This is the part most articles skip. They tell you “imagine you have a large table” and leave you to figure out the rest. Let’s actually build one. A word of warning for all of you coming from a traditional SQL Server background: you can’t generate large datasets directly from system catalog views like sys.all_columns. If you try, you’ll get an unhelpful error: “The query references an object that is not supported in distributed processing mode.” This is by design – Fabric Warehouse can’t mix system catalog data with user data in distributed writes. Thanks to Koen Verbeeck for documenting this gotcha clearly on his blog.

The workaround is a two-stage approach: build a Numbers table as a regular user table first, then use it as the source for the synthetic data INSERT.

-- Seed table with digits 0-9
CREATE TABLE dbo.Digits (d INT NOT NULL);
INSERT INTO dbo.Digits VALUES (0),(1),(2),(3),(4),(5),(6),(7),(8),(9);

-- Numbers table: 10^8 = 100,000,000 rows via cross-joined digits
CREATE TABLE dbo.Numbers (n BIGINT NOT NULL);

INSERT INTO dbo.Numbers (n)
SELECT 
    d1.d + d2.d * 10 + d3.d * 100 + d4.d * 1000 
    + d5.d * 10000 + d6.d * 100000 + d7.d * 1000000 + d8.d * 10000000 + 1 AS n
FROM dbo.Digits d1
CROSS JOIN dbo.Digits d2 CROSS JOIN dbo.Digits d3 CROSS JOIN dbo.Digits d4
CROSS JOIN dbo.Digits d5 CROSS JOIN dbo.Digits d6 CROSS JOIN dbo.Digits d7
CROSS JOIN dbo.Digits d8;

This creates a regular user-owned table with 100 million sequential integers. Build it once, reuse it for any data generation work going forward. It’s worth keeping around.

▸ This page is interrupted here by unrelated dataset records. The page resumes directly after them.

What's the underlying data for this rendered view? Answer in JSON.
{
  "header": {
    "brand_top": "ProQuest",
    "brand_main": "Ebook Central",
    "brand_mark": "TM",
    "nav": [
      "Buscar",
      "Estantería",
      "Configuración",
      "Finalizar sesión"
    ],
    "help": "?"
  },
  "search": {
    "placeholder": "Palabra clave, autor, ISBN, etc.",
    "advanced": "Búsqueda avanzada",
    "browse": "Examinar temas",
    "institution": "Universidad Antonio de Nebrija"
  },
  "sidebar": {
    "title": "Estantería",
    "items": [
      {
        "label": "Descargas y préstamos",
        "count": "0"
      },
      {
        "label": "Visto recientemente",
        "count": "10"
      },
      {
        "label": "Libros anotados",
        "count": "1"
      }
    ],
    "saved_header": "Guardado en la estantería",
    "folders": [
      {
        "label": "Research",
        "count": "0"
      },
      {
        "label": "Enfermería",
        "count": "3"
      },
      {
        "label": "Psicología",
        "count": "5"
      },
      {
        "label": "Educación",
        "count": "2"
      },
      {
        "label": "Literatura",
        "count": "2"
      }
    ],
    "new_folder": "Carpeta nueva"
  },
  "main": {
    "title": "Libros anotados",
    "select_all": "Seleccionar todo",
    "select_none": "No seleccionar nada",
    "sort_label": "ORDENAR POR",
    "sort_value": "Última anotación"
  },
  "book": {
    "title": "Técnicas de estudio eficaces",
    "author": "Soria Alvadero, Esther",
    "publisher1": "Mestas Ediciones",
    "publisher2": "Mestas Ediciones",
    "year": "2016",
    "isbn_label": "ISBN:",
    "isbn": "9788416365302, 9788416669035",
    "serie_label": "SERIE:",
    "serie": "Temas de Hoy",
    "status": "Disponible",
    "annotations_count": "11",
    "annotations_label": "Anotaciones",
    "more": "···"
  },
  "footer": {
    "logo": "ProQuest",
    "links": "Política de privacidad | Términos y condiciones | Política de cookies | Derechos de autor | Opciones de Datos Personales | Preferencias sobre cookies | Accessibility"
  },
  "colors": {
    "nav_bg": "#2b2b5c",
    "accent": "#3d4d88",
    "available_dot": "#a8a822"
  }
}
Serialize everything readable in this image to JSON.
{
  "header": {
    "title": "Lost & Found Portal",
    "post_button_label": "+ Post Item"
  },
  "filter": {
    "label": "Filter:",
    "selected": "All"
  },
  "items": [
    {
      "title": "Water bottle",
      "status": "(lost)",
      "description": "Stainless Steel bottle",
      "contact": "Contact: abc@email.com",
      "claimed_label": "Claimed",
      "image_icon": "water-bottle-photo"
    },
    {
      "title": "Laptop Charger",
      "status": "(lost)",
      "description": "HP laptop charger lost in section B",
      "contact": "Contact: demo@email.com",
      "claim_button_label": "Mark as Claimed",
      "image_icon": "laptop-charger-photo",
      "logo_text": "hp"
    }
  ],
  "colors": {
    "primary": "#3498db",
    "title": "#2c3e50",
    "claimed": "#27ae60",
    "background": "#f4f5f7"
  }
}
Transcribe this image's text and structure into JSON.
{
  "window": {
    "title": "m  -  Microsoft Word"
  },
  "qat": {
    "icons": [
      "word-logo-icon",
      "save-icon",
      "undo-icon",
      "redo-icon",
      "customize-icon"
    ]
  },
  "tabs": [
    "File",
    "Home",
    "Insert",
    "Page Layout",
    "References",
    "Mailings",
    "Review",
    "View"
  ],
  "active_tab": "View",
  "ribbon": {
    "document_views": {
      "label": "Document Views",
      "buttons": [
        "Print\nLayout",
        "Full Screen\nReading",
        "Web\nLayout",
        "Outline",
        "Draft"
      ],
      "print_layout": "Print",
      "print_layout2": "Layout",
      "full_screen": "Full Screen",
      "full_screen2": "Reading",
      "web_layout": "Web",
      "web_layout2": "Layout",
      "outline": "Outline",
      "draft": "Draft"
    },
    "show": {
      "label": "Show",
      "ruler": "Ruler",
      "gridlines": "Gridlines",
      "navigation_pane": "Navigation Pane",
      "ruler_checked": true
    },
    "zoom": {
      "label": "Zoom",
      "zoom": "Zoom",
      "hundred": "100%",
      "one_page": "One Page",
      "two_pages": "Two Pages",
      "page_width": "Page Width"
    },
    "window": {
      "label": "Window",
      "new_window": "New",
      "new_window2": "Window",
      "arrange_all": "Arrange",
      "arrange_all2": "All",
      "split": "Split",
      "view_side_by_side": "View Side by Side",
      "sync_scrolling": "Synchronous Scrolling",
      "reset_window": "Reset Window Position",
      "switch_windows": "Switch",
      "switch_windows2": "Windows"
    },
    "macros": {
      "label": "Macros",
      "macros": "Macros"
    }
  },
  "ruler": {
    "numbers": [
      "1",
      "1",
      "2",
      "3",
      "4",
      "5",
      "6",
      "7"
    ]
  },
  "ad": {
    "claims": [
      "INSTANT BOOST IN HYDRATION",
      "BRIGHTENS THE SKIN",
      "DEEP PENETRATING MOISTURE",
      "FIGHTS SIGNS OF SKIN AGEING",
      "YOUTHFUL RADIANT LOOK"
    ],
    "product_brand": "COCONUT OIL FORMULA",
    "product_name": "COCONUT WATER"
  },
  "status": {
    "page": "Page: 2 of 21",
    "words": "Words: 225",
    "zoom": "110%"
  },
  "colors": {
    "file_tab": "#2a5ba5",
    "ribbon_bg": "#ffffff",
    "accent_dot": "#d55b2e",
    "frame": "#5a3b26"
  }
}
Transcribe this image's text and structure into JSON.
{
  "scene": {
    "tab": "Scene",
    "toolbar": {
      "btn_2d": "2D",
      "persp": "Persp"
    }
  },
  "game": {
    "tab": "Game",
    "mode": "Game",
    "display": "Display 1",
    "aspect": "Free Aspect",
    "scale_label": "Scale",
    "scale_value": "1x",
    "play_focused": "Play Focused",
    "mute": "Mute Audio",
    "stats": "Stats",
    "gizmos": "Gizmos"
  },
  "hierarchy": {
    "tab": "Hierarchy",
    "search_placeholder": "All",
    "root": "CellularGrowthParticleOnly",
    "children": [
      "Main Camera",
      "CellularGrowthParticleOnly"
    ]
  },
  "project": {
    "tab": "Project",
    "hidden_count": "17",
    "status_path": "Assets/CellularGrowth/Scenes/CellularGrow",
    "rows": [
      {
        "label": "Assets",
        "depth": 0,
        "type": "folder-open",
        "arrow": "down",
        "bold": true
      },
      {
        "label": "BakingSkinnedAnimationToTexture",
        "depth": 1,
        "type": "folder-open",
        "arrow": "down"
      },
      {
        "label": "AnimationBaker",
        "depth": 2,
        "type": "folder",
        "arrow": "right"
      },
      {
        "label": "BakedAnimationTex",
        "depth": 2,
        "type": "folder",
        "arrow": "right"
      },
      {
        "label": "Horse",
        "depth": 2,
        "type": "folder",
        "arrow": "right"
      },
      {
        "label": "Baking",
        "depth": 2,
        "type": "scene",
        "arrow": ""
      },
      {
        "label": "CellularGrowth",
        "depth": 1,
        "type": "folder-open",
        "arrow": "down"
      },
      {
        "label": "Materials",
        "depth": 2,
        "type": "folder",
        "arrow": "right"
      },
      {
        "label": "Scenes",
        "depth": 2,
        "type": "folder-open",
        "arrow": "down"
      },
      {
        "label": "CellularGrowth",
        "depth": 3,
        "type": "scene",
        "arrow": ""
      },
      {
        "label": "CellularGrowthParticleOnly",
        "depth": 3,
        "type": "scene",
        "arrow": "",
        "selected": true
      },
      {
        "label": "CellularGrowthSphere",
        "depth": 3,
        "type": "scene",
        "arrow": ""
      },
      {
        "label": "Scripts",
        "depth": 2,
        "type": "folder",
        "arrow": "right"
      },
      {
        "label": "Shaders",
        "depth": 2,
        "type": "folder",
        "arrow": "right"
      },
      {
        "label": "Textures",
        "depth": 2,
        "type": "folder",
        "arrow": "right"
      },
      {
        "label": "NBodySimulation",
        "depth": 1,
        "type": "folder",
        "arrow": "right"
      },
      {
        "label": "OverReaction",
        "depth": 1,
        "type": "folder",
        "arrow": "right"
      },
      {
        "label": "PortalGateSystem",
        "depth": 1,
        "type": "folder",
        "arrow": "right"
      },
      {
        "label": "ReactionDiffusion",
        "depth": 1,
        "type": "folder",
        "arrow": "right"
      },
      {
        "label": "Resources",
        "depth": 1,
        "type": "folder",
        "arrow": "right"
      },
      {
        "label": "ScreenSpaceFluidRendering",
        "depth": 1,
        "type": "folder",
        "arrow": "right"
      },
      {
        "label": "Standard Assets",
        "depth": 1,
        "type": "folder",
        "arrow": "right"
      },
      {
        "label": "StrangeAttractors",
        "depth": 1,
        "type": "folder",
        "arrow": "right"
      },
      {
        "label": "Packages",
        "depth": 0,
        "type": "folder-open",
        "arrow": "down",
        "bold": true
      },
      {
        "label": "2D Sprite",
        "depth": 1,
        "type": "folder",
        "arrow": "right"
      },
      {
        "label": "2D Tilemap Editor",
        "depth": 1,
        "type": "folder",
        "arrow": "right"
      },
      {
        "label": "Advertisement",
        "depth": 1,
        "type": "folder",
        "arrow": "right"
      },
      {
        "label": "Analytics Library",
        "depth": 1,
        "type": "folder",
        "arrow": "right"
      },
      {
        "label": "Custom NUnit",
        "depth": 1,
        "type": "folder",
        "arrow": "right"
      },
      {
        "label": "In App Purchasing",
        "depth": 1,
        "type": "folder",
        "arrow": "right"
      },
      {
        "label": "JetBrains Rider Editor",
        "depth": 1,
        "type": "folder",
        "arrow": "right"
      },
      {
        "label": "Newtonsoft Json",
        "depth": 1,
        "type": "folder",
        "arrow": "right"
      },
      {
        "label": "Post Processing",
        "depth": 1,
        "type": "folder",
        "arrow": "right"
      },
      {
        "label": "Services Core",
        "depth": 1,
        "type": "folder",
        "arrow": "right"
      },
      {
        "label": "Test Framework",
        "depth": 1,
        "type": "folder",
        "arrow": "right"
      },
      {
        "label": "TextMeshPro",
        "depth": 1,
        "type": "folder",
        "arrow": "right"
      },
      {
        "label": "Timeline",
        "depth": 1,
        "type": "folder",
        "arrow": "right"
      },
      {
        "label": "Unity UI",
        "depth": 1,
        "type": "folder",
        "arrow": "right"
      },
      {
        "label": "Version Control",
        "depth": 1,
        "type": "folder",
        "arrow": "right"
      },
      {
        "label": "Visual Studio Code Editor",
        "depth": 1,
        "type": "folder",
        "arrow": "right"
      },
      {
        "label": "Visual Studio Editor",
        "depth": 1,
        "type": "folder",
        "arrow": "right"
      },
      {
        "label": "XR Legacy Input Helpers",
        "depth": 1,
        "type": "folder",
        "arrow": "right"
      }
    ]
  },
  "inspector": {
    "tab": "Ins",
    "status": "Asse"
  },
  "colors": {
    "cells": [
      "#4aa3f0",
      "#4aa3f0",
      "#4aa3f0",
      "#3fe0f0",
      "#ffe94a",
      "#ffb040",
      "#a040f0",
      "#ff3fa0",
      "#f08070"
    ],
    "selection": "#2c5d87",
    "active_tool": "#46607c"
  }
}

Now, let’s populate the clickstream table from numbers:

INSERT INTO dbo.clickstream_unclustered
SELECT 
    n AS EventID,
    (n % 10000000) + 1 AS SessionID,
    (n % 1000000) + 1 AS UserID,
    DATEADD(SECOND, n % 31536000, '2025-01-01') AS EventTime,
    CAST(DATEADD(SECOND, n % 31536000, '2025-01-01') AS DATE) AS EventDate,
    (n % 5000) + 1 AS PageID,
    CASE n % 200
        WHEN 0 THEN 'AT' WHEN 1 THEN 'DE' WHEN 2 THEN 'FR'
        WHEN 3 THEN 'US' WHEN 4 THEN 'UK' WHEN 5 THEN 'IT'
        WHEN 6 THEN 'ES' WHEN 7 THEN 'NL' WHEN 8 THEN 'BE'
        WHEN 9 THEN 'PL' WHEN 10 THEN 'CZ'
        ELSE CHAR(65 + (n % 26)) + CHAR(65 + ((n / 26) % 26))
    END AS Country
FROM dbo.Numbers;

A few notes on this script:

  • The two-stage pattern (Digits -> Numbers -> target table) is the bulletproof approach in Fabric Warehouse. The intermediate Numbers table is a regular user table, so it can be cross-joined and filtered freely without hitting the distributed-processing limitation.
  • I’m using modular arithmetic (n % N) to spread values, which gives you uniformly distributed data. Real clickstream is usually skewed (some countries dominate, some pages are visited more), but this is close enough for the demo.
  • The CASE expression for Country puts the well-known countries first, so the demo query WHERE Country = 'AT' returns a clean ~500K rows. The rest get random two-letter codes for variety.
  • On my F64 Trial capacity, the 100M-row INSERT took less than a minute (50 seconds, to be more precise).
  • If the single-shot 100M INSERT is unstable on your capacity, chunk it into 10M-row batches with a WHERE n > @start AND n <= @end filter on Numbers.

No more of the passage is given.